Location
- St Marks Road Middlesex, TW11 9DD England
- Coordinates: 51°25′13″N 0°19′17″W﻿ / ﻿51.4204°N 0.3215°W

Information
- Type: Voluntary aided school
- Religious affiliation: Roman Catholic
- Established: 1885
- School district: Teddington
- Local authority: London Borough of Richmond upon Thames
- Department for Education URN: 102916 Tables
- Ofsted: Reports
- Head teacher: Bernadette Smith
- Gender: mixed
- Age: 3 to 11
- Enrolment: 231 as of 2014^{[update]}
- Capacity: 210
- Website: www.sacredheart.richmond.sch.uk

= Sacred Heart Primary School, Teddington =

Sacred Heart Primary School is a Roman Catholic primary school in Teddington in the London Borough of Richmond upon Thames.

==History==
The school was established in 1885 in nearby Fairfax Road and managed almost from its inception by a small convent of three or four Sisters of Charity of St. Paul, who also ran their own convent school at 253 Kingston Road. The school premises, Chantry House, were initially divided, with the school on the ground floor and chapel on the first floor. With the construction and opening of Sacred Heart Church in 1893, the school expanded upstairs.

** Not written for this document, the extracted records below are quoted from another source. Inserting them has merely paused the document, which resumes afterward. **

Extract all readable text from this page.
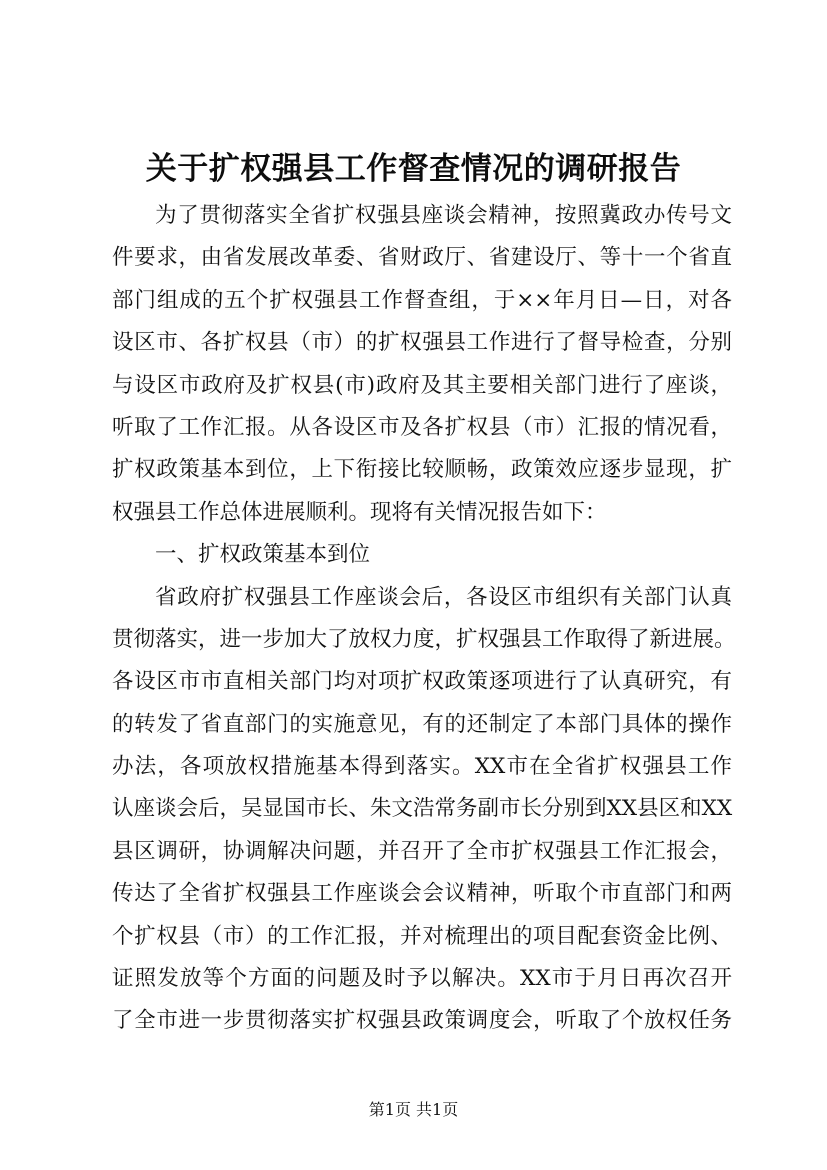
关于扩权强县工作督查情况的调研报告
为了贯彻落实全省扩权强县座谈会精神，按照冀政办传号文
件要求，由省发展改革委、省财政厅、省建设厅、等十一个省直
部门组成的五个扩权强县工作督查组，于××年月日—日，对各
设区市、各扩权县（市）的扩权强县工作进行了督导检查，分别
与设区市政府及扩权县(市)政府及其主要相关部门进行了座谈，
听取了工作汇报。从各设区市及各扩权县（市）汇报的情况看，
扩权政策基本到位，上下衔接比较顺畅，政策效应逐步显现，扩
权强县工作总体进展顺利。现将有关情况报告如下：
一、扩权政策基本到位
省政府扩权强县工作座谈会后，各设区市组织有关部门认真
贯彻落实，进一步加大了放权力度，扩权强县工作取得了新进展。
各设区市市直相关部门均对项扩权政策逐项进行了认真研究，有
的转发了省直部门的实施意见，有的还制定了本部门具体的操作
办法，各项放权措施基本得到落实。XX市在全省扩权强县工作
认座谈会后，吴显国市长、朱文浩常务副市长分别到XX县区和XX
县区调研，协调解决问题，并召开了全市扩权强县工作汇报会，
传达了全省扩权强县工作座谈会会议精神，听取个市直部门和两
个扩权县（市）的工作汇报，并对梳理出的项目配套资金比例、
证照发放等个方面的问题及时予以解决。XX市于月日再次召开
了全市进一步贯彻落实扩权强县政策调度会，听取了个放权任务
第1页 共1页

The parish school moved from Chantry House to its present location in St. Marks Road in 1963. The premises were constructed in 1927 and were previously St Mark's School primary school until 1929 when it evolved into a Church of England secondary school. The top class of Chantry House were sent to St Mark's. During World War II, pupils were evacuated to Wales and the site used as a first-aid post and ambulance station. Chantry House was damaged by a V-2 rocket in 1944, but the school re-opened at the end of the war. In 1963 St Mark's School moved to form Teddington School and the Diocese of Westminster purchased both Chantry House and the St Mark's Road site.